Romanautor David Safier hat zu Beginn der Proben an der Uraufführung Solange wir leben das Ensemble um die Regisseurin Alize Zandwijk auf der Probebühne besucht. In einem berührenden Gespräch erzählte er von der Entstehung des Romans und der Bedeutung, die das Schreiben für ihn gehabt hat. Dramaturgieassistent Johannes Schürmann hat Auszüge aus dem Gespräch verschriftlicht.

Ab wann ist bei dir der Impuls entstanden, aus dem Leben deiner Eltern einen Roman zu machen? Hast du irgendwann mal angefangen, Notizen zu machen?

David Safier: Es gibt von Dennis Johnson ein Buch, Train Dreams, das ist auf etwas über hundert Seiten ein fiktionales Leben eines Menschen. Ich hatte immer das Gefühl, es wäre über meinen Vater und meinte, das müsste auch über meine Mutter gehen. Als ich meinem damaligen Verleger von meinem Vater erzählte, sagte er: Sie müssen über Ihren Vater schreiben. Da habe ich geantwortet: Ja, aber dann auch über meine Mutter. Dann habe ich zwölf Jahre lang Listen gemacht, was für Szenen drin vorkommen und irgendwann einfach drauf los geschrieben und geschaut, welchen Ton ich finde. Denn der Ton in Solange wir leben ist ein anderer als in meinem anderen Shoah-Roman, 28 Tage lang oder in meinem Roman, der im Mai rauskommt und im Theater im Warschauer Ghetto spielt, Die Liebe sucht ein Zimmer. Das ist ein Theaterstück, was im Warschauer Ghetto tatsächlich aufgeführt wurde. Das einzige in der Shoah von Juden geschriebene Stück, was überliefert ist. Ich habe die Rechte daran gekauft und eine Handlung drum herum gebaut. Jedenfalls hat Solange wir leben einen anderen, einen eigenen Ton. Diesen Ton musste ich erst einmal finden und dann habe ich es geschrieben. Natürlich ist einiges teilweise imaginiert. Denn selbst wenn du weißt, wie deine Eltern sich kennengelernt haben, weißt du nicht, was und wie sie genau miteinander geredet haben.
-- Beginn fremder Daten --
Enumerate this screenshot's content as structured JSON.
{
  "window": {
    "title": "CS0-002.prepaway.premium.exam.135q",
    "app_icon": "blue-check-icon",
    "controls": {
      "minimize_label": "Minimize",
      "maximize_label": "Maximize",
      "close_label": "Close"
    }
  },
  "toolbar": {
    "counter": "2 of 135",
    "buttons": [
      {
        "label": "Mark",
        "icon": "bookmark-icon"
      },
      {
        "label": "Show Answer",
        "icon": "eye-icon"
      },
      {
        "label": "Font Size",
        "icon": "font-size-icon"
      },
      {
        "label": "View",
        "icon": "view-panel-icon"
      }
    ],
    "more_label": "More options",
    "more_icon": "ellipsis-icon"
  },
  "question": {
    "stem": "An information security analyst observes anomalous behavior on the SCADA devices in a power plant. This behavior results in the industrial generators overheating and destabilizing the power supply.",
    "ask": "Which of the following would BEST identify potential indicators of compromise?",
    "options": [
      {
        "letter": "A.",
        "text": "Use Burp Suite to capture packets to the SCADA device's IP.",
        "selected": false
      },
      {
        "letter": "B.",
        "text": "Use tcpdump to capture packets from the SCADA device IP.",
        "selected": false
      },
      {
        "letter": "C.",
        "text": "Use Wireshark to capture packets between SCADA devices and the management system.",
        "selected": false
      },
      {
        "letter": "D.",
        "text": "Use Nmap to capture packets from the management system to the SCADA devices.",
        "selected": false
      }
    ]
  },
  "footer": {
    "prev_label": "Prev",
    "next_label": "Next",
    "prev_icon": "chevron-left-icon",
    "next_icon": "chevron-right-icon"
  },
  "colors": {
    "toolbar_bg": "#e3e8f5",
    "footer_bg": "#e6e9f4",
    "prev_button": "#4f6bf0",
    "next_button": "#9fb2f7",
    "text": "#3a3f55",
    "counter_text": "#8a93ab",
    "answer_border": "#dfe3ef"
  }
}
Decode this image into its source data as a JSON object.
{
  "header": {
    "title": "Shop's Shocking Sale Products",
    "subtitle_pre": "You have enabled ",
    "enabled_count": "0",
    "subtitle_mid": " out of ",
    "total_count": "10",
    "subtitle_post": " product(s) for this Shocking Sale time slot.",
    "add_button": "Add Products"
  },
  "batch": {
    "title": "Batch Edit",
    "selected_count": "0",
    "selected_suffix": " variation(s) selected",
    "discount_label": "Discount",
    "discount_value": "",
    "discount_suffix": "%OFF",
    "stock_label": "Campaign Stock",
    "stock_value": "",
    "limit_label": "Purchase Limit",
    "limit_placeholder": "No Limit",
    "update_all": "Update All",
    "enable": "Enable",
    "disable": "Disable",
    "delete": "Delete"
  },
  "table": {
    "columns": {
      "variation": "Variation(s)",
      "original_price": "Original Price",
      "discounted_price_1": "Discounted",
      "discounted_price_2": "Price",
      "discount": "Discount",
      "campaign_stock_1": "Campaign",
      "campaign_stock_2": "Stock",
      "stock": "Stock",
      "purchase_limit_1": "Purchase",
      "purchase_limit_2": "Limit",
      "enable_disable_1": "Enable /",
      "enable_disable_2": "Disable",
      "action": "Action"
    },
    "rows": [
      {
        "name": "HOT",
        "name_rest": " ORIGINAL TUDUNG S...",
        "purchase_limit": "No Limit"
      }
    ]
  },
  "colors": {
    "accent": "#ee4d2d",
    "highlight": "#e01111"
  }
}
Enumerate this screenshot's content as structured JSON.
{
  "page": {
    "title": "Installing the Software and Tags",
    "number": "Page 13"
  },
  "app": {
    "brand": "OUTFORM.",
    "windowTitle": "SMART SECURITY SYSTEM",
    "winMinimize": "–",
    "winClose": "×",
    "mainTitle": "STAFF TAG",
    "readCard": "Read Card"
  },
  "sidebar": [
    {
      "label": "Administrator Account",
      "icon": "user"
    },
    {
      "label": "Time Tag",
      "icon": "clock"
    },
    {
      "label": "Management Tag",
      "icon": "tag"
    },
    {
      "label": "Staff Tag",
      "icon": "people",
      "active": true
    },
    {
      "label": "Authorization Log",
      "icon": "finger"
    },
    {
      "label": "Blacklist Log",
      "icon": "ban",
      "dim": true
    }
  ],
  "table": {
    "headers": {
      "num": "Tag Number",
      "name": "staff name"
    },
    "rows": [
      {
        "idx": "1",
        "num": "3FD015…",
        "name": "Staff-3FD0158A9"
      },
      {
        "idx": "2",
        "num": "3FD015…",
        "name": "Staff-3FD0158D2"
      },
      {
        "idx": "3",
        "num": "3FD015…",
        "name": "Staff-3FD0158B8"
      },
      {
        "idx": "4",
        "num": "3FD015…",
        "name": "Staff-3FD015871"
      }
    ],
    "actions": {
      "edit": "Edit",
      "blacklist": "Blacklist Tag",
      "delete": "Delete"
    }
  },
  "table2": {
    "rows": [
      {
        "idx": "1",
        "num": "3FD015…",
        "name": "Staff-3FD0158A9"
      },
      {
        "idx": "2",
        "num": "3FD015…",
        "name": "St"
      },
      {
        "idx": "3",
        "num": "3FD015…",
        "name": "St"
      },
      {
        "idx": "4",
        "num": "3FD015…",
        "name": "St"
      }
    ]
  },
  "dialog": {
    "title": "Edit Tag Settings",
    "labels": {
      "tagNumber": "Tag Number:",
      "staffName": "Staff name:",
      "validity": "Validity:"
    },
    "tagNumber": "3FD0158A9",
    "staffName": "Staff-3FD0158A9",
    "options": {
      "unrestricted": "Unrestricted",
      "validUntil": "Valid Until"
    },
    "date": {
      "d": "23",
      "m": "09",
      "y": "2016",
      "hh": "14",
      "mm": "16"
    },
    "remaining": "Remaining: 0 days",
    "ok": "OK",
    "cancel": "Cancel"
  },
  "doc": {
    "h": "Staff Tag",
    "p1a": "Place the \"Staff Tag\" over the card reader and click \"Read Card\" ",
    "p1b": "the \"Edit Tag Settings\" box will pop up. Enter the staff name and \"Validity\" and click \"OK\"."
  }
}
Und auch die Geschichten, die sie erzählt haben, sind wahrscheinlich nicht alle so gewesen und teilweise zu Legenden ausgebaut, weil sie sich nicht mehr richtig daran erinnern.

War das Schreiben des Romans eine Befreiung für dich?

Für mich war es erst einmal eine schöne Erfahrung. Es war wirklich schön, weil ich merkte, dass ich meine Eltern liebe. Ich finde wirklich vieles an denen bewundernswert, und ich frage mich, hätte ich das geschafft? Ich wäre sicher an den gleichen Sachen zerbrochen wie sie, aber ich frage mich, wäre ich an anderen Sachen nicht noch mehr zerbrochen? Hätte ich das überhaupt geschafft, mich da wieder rauszuwinden? Mir hat das Schreiben also gutgetan. Es war überraschend, was mich bewegt hat. Bei manchem dachte ich, die Szene schreibst du heute, sehr easy. Aber dann habe ich eine ganze Woche nachgedacht, warum die das eigentlich gemacht haben. Das hat mir geholfen. Das hat Dinge gelöst. Was sehr schön war, das war die Buchpremiere in Wien. Weniger der Erfolg als der Gedanke: Jetzt weiß wieder jemand in Wien, wer Josef Safier war. Das hatte etwas für mich, dass dieser Mensch, der von dort vertrieben worden ist, dass der wieder lebt und wieder so alt ist. Ich habe ihn wieder nach Hause gebracht. Das hat gutgetan.

Hast du mit den Skizzen angefangen als deine Eltern schon gestorben waren?

Ja. Ich hätte dieses Buch sonst nie schreiben können, denn ich weiß ja, was meine Eltern dazu sagen würden. Dann würde mein Vater sagen: Das war doch alles gar nicht so gewesen. Und meine Mutter würde sagen: Ach, lass ihn doch.